Connecticut state lawmakers are considering legislation that would presume firefighters who have cancer most likely got it from their jobs, easing claims for insurance or workers’ compensation.
The science supports firefighters’ argument, Waterbury Deputy Chief Richard Hart, political affairs director of the Uniformed Professional Fire Fighters Association of Connecticut, tells The Republican-American.
“The toxic atmosphere we work in on a daily basis holds hidden poisons ready to attack our bodies, long after the fire is out,” he said. “Cancer in the fire service is real.”
Before seeking workers’ compensation, a Connecticut firefighter must prove cancer was caused by the job, which is difficult.
Manchester firefighter Jubenal Gonzalez said the choice shouldn’t be between health and finances.
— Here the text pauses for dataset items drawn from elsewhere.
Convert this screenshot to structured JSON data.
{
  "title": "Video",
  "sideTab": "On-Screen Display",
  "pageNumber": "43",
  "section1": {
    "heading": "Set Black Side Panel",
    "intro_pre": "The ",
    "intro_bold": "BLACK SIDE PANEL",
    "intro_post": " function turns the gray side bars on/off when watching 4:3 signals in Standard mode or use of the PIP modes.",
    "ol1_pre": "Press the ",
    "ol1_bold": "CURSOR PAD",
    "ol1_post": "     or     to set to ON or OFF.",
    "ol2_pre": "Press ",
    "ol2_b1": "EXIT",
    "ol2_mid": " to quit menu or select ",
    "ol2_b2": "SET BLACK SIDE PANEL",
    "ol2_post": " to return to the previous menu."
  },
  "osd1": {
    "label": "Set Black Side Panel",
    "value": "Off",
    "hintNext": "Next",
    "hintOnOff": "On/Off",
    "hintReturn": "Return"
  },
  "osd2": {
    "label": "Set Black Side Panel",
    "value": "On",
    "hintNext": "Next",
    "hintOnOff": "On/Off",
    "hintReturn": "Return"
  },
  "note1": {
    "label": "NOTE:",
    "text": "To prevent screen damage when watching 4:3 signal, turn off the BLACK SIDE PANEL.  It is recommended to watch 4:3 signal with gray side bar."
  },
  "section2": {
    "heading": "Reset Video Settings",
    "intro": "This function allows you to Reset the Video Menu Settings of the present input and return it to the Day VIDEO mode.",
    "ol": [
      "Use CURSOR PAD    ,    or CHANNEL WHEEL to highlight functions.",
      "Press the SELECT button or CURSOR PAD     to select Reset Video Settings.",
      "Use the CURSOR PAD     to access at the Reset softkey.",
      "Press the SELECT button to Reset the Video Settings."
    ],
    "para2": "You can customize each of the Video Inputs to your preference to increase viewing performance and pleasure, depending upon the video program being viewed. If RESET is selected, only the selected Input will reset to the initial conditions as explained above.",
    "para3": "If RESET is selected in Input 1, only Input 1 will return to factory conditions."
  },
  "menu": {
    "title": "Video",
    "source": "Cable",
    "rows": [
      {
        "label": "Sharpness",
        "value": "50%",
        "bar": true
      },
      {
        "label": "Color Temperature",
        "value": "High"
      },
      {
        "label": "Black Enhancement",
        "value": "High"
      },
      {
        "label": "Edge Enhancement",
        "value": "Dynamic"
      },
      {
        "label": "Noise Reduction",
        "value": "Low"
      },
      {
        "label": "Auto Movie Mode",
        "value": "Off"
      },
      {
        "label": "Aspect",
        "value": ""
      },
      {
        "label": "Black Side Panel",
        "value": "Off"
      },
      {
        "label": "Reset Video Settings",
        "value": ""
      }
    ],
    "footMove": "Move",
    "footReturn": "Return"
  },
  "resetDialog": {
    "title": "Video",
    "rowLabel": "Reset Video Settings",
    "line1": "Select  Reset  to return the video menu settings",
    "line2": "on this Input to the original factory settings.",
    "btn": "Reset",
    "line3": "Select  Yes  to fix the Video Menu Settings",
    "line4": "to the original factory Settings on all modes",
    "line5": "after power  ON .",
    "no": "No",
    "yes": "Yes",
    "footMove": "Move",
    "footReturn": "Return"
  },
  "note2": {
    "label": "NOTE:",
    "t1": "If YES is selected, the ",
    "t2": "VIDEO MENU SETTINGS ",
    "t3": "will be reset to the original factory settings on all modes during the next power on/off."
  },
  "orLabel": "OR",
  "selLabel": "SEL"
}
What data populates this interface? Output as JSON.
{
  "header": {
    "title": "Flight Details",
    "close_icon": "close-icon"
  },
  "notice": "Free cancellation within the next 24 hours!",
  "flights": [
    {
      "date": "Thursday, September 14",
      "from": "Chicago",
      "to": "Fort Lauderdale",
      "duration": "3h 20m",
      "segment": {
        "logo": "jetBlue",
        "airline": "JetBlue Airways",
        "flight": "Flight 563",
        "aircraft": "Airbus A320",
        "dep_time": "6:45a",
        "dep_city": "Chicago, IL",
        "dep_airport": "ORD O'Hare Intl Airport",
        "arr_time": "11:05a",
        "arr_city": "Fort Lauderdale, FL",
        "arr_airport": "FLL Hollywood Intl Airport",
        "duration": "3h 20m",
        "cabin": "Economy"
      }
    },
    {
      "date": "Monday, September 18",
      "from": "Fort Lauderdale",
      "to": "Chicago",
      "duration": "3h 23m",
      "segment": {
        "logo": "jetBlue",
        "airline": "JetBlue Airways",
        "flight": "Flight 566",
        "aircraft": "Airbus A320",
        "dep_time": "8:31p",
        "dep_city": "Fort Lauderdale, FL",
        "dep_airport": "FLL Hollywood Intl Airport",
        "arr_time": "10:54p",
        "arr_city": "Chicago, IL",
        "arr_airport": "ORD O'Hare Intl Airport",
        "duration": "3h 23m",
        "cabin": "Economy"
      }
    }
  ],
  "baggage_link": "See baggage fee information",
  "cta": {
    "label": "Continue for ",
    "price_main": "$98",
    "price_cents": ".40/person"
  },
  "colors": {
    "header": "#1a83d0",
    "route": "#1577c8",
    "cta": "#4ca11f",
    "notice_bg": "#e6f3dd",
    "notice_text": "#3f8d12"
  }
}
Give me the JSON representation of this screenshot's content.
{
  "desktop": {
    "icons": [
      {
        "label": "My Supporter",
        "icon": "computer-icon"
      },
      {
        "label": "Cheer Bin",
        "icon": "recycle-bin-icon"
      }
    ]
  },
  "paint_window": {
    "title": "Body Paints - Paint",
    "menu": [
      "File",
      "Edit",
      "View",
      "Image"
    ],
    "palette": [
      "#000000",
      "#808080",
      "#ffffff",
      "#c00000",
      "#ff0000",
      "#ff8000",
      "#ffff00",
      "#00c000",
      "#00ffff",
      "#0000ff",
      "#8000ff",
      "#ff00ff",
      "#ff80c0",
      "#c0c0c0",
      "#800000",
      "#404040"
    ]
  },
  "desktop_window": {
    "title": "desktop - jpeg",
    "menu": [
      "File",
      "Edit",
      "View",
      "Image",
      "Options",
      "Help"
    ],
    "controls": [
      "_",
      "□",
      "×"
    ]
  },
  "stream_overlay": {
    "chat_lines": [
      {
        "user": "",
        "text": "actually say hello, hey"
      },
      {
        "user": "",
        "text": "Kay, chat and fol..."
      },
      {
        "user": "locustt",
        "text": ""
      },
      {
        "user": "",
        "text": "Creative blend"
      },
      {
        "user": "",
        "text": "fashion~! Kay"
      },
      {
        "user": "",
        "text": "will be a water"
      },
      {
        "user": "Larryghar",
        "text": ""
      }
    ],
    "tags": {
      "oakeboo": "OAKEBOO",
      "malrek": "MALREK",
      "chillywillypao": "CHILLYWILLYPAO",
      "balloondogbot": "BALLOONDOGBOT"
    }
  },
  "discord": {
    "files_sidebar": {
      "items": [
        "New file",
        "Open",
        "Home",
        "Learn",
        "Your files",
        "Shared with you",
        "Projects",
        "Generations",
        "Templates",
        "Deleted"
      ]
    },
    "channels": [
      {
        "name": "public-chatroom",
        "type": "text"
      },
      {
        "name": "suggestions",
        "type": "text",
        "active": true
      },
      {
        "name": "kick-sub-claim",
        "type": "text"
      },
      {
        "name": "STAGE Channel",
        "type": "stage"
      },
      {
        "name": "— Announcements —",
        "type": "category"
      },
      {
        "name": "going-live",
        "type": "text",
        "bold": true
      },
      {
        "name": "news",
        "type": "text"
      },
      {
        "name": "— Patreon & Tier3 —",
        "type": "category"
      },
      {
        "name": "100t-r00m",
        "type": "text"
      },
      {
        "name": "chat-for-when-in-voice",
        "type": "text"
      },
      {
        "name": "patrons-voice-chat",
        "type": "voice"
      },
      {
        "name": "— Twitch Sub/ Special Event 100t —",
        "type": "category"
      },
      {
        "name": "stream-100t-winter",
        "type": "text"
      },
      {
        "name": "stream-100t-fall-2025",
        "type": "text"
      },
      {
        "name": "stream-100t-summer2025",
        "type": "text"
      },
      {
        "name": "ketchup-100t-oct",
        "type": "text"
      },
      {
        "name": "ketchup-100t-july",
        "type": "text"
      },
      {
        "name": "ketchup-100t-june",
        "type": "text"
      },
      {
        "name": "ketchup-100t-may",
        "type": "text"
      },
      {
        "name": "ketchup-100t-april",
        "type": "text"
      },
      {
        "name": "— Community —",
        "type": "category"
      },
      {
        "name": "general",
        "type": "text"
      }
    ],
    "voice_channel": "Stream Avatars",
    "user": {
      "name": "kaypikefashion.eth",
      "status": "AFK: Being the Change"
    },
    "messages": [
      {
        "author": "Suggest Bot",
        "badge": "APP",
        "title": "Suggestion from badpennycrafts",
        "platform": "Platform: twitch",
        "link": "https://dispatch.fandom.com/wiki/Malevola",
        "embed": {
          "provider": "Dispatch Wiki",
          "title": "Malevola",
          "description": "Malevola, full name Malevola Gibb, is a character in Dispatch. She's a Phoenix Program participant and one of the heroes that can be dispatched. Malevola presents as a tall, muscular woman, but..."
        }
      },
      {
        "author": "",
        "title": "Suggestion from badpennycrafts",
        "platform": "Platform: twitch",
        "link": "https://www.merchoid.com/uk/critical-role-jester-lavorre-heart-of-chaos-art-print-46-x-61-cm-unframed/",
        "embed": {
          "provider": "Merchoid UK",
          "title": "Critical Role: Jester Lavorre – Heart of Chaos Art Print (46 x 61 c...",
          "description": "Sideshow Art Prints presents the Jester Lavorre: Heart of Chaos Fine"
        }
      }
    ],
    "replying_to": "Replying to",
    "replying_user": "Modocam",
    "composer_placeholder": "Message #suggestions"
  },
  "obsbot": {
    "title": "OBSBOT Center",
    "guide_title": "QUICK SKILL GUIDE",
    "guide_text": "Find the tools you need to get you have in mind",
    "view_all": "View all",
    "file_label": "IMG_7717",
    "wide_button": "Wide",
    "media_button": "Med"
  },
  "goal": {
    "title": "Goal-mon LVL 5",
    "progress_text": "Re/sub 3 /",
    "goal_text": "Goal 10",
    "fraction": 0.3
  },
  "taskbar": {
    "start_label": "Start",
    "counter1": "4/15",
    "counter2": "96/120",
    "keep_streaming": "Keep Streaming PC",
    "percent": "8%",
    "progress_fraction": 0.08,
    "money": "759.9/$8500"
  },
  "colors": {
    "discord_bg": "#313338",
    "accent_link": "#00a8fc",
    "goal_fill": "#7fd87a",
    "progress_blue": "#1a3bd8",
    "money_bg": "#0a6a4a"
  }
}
“Imagine that you’re battling cancer, you’re fighting for your very life and you’re wondering if you’re going to lose your home,” he said.
Francesca Litow, a cancer researcher at Johns Hopkins University, said firefighters have higher rates of cancer affecting the skin, prostate, brain and colon. Many chemicals found in smoke such as benzene, arsenic and formaldehyde are carcinogenic.
Municipal officials worry about the cost to budgets and the impact on insurance rates from cancer claims. A single cancer claim could top $1 million, said Robert Labanara, state relations manager at the Connecticut Conference of Municipalities.
Shifting the burden of proof from firefighters to municipalities would be irresponsible, particularly as local officials struggle with layoffs and other tough choices to save money, he said.
“With this backdrop of fiscal peril, you have before you a new unfunded state mandate,” he said.
Waterbury Fire Chief David Martin said he’s “not overly concerned about who pays the bill, to be honest.”
“I care about getting my guys better. I care about doing things to detect cancer at its earliest stage, or prevent it from happening in the first place,” he said.